What does magnitude 4.0 really mean?
Earthquakes in the U.S. are rated by the energy that is released by the movement on the fault as recorded by seismometers. Charles Richter devised the scale in California based on the largest recorded motions on seismograms from a standard type of seismometer and scaled for distance from the epicenter. Because there is such a large range in the amount of energy in different earthquakes, the scale is logarithmic; that is, each unit increase represents a tenfold increase in the amount of energy. So when we say that the earthquake in southeast Missouri was magnitude 4.0 and the great earthquake last year in Japan was magnitude 9.0, we mean that the Japanese earthquake was roughly 100,000 times more powerful than the Missouri earthquake. Earthquake waves travel farther in the central part of the continent than they do on the margins like in Japan or California. For instance, the relatively small earthquake in Missouri was felt by people over 200 miles away from the epicenter. We have reports from 1811 and 1812 describing motions so strong along the east coast that people felt seasick.
What kinds of damage can this cause?
Initial reports from the magnitude 4.0 earthquake in southeast Missouri state that it caused very little damage. This is typical of magnitude 4.0 earthquakes. Within a few tens of miles from the epicenter most people feel the shaking, cups are tossed about and maybe some plaster or old brickwork is cracked, but that is usually the extent of it. My rule of thumb is that a magnitude 5 can be expected to cause minor damage, but rarely is it severe. If a magnitude 6 earthquake strikes near populated areas, then severe damage and some casualties can be expected. The damage depends on the location of the earthquake relative to population centers and the types of construction in the affected area. As soon as I heard that a magnitude 7 earthquake had occurred near Port au Prince, Haiti, I knew it would be catastrophic without seeing any news footage. That was a very big earthquake near a major population center with poor building codes.
How often do earthquakes of this magnitude occur in the New Madrid Zone?
Although we didn't have seismographs back in 1812 to measure the big earthquakes, we do have a lot of information about them from newspaper accounts and personal journals. We also know that similar large earthquakes occurred in the same area several times over the past 1,000 years or so. Even a magnitude 6.0 or 6.5 earthquake would likely cause considerable damage. Whether they will recur is a point of ongoing research.
Could this be a portent of bigger quakes to come? Should people be worried?
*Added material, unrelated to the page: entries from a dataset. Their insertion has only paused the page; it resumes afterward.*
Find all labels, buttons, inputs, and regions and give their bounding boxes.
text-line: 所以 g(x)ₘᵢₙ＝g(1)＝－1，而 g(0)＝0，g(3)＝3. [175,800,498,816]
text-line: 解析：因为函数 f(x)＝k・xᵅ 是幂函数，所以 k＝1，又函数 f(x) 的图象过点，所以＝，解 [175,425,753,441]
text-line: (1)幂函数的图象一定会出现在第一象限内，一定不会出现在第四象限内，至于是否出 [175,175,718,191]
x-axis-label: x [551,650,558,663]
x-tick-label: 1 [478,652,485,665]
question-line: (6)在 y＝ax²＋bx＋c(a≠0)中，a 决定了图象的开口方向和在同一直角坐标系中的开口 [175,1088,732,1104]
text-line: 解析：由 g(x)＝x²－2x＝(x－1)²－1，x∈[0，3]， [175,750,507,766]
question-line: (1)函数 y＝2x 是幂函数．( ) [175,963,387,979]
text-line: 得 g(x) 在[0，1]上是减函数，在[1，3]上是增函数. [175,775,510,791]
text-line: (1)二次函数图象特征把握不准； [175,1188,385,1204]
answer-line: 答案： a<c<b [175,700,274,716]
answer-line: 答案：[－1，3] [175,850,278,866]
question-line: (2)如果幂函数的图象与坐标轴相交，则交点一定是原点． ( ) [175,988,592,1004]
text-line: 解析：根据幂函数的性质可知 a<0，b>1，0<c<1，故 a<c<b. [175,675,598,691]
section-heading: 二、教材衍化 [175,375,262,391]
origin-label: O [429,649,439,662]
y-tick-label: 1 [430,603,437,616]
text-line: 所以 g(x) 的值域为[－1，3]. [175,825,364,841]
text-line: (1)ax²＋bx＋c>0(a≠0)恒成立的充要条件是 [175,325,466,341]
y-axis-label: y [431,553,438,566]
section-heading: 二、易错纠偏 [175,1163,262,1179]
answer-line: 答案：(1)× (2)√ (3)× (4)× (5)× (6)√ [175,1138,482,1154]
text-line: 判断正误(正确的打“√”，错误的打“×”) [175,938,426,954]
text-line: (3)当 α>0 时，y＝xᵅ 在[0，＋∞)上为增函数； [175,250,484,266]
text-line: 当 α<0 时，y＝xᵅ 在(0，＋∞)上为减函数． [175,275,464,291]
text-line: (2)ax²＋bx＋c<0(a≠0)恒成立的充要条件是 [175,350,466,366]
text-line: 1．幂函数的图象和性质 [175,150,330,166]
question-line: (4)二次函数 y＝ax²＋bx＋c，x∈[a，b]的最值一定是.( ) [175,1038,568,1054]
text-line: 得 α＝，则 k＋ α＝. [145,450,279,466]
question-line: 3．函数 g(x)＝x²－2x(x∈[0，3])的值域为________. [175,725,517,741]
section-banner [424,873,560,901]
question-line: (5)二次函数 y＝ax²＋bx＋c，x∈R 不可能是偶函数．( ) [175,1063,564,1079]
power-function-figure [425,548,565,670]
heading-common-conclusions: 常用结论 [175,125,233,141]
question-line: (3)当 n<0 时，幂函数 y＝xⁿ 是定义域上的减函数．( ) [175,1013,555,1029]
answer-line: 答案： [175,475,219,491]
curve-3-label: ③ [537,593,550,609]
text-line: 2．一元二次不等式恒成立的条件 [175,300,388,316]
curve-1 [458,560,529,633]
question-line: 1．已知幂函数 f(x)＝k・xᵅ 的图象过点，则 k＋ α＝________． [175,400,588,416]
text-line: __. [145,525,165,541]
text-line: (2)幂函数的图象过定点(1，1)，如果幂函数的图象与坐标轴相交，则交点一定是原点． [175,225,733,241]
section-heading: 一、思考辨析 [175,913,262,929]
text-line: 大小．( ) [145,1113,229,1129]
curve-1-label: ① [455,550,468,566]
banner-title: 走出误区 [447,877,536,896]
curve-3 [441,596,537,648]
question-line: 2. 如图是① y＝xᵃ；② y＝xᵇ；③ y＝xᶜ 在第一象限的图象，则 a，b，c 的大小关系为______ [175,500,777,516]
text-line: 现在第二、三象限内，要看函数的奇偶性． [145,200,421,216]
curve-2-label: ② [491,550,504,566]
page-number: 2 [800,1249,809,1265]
Based on the record of past earthquakes, some scientists suggest the probability of a magnitude 6.0 or greater earthquake in the New Madrid Zone to be 25 to 40 percent in the next 50 years. If I heard on the morning news that there was a 40 percent chance of rain in the afternoon, I would probably take an umbrella with me. It's similar with earthquakes. We have a credible prognosis of 40 percent chance of damaging earthquakes within the next several decades. That means if we take preventive measures now, we can reduce the damage when the earthquake strikes. Fortunately, agencies such as the U.S. Department of Transportation are working to strengthen bridges. Building codes are being upgraded so that critical structures in earthquake-prone areas are built to resist earthquake damage. Emergency responders are routinely training to deal with the widespread, multi-state chaos that will ensue in the days following a major earthquake. Finally, public events such as the Great Shakeout held earlier this month bring public awareness to the threat.